4. a kind of method for distinguishing speek person based on Triplet-Loss according to claim 1, which is characterized in that described Step step S4 based on LSTM neural network, after LSTM neural network characteristics output layer addition normalization layer and Triplet-Loss loss function layer constructs RNN neural network.

5. a kind of method for distinguishing speek person based on Triplet-Loss according to claim 4, which is characterized in that described Triplet-Loss loss function layer makes the distance between Xa and Xp feature representation as small as possible by study, and Xa and Xn The distance between feature representation is as big as possible, and to allow and have one between the distance between Xa and Xn and the distance between Xa and Xp A the smallest interval α；

Corresponding objective function are as follows:

Wherein,Indicate the Euclidean distance measurement between Xa and Xp；

What is indicated is the Euclidean distance measurement between Xa and Xn；

Distance is measured with Euclidean distance herein, when the value in+[] is greater than zero, takes the value for loss, when minus, damage Mistake is zero.

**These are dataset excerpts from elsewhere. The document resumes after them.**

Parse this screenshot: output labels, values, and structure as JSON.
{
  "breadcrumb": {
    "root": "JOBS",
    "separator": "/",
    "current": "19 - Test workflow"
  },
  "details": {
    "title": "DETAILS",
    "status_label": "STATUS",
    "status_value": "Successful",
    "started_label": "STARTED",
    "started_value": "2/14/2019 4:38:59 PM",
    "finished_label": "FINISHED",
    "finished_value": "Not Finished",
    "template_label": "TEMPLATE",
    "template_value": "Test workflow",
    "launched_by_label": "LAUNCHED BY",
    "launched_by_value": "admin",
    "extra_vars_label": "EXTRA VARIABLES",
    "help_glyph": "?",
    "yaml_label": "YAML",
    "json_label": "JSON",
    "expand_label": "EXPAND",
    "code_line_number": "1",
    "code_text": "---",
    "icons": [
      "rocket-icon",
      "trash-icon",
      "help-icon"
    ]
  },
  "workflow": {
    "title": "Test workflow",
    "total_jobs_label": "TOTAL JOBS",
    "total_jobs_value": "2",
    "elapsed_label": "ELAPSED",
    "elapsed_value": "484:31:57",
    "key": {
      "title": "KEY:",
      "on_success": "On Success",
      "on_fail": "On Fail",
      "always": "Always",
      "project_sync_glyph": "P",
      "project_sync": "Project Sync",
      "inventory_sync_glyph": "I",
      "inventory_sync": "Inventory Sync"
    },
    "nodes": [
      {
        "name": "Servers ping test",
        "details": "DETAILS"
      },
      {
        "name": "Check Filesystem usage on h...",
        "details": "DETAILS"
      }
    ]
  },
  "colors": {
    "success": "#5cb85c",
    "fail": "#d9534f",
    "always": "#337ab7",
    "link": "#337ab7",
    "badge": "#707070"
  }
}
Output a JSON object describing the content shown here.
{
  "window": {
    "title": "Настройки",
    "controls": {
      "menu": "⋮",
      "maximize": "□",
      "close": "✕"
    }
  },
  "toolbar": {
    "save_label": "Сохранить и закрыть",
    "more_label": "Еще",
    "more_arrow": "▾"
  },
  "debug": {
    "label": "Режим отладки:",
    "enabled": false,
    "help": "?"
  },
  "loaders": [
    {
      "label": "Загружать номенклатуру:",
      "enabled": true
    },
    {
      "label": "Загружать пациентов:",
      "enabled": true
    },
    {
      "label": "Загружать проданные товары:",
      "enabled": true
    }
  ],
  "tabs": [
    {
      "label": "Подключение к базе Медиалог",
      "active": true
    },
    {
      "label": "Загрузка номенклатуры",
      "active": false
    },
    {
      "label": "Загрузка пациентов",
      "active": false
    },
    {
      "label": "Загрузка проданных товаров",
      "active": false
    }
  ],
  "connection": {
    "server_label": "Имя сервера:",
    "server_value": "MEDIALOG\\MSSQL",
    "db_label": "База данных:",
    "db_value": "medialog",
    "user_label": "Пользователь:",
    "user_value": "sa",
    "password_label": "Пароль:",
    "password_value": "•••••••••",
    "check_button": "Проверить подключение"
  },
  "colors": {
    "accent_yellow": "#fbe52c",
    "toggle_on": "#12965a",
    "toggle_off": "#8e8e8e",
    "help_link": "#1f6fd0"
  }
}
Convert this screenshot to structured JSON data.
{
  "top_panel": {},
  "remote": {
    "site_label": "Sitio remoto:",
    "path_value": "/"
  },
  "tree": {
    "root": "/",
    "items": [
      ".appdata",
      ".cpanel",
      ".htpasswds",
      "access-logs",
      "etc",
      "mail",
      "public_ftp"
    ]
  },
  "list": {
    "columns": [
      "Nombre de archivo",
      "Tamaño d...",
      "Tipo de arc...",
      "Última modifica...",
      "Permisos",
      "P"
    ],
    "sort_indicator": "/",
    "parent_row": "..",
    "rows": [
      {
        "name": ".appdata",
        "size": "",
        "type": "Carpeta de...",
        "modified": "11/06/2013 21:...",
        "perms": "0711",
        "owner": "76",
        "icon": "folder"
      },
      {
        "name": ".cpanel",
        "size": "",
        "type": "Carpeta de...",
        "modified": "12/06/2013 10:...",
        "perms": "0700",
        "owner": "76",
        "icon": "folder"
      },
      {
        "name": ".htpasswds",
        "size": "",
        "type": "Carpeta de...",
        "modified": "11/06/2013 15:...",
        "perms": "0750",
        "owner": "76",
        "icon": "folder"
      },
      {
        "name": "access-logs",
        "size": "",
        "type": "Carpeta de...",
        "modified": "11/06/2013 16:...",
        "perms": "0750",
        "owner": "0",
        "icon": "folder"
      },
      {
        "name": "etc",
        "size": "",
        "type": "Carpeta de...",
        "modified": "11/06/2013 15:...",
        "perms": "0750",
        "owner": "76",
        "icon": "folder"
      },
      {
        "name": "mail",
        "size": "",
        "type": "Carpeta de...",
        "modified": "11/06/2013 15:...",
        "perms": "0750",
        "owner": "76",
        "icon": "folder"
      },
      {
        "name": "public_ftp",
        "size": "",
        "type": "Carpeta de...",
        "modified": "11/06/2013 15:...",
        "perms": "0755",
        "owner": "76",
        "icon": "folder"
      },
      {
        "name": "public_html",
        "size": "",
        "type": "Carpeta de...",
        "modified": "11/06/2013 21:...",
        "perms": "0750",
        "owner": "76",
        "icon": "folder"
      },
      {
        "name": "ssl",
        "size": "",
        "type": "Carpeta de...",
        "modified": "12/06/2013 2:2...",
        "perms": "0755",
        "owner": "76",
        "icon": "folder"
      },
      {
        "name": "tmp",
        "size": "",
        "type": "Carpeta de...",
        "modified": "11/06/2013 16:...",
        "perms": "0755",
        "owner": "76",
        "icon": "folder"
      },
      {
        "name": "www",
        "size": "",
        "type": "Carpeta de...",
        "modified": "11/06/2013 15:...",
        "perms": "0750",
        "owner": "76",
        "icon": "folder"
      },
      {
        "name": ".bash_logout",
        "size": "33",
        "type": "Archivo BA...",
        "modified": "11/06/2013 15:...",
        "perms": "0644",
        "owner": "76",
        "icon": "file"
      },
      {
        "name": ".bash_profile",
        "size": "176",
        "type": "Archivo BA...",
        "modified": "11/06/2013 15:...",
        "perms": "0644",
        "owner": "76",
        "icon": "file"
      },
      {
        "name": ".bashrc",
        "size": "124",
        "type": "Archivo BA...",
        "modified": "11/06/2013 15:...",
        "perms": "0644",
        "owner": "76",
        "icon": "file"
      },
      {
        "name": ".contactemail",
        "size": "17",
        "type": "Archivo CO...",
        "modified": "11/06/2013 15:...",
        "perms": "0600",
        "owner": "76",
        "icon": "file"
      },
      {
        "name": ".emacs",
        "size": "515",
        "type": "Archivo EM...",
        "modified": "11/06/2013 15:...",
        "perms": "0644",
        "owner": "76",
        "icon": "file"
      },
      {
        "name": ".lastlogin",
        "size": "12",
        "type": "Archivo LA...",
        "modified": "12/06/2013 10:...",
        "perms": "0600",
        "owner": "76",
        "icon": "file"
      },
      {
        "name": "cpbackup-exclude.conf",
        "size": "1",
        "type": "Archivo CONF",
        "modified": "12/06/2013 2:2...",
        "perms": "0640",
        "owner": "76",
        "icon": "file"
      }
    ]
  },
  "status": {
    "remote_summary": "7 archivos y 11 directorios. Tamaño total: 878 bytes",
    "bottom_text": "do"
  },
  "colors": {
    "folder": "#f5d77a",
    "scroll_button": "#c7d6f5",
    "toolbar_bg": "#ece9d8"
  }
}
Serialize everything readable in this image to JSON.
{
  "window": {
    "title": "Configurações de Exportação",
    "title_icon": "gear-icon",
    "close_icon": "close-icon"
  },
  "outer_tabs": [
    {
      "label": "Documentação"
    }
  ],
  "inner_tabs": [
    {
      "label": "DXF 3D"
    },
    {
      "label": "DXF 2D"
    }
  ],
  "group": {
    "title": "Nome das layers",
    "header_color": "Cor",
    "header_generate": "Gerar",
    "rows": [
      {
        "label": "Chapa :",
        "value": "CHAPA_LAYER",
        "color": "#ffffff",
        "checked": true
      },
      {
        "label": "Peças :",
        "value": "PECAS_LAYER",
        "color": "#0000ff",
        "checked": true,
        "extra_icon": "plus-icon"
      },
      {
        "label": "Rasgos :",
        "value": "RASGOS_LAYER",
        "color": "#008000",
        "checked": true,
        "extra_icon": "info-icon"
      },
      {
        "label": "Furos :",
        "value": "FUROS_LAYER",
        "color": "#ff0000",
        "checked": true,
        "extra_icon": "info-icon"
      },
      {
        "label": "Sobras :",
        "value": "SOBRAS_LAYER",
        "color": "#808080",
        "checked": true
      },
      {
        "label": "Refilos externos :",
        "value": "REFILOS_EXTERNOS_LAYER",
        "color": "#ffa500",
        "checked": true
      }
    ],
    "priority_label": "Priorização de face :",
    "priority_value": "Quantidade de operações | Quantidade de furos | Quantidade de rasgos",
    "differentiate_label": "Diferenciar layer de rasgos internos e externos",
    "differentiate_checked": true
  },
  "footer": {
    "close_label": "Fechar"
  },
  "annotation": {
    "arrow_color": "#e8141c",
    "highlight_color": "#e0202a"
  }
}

6. a kind of method for distinguishing speek person based on Triplet-Loss according to claim 1, which is characterized in that described Step S6 carries out Speaker Identification, and specific step is as follows:

S6-2: obtained feature representation is normalized；

S6-3: pass through Triplet-Loss loss function optimization neural network；

S6-4: comparing the metric and preset threshold of Triplet-Loss loss function, if metric is greater than preset threshold, says Talk about artificial same people, artificial different people of otherwise speaking.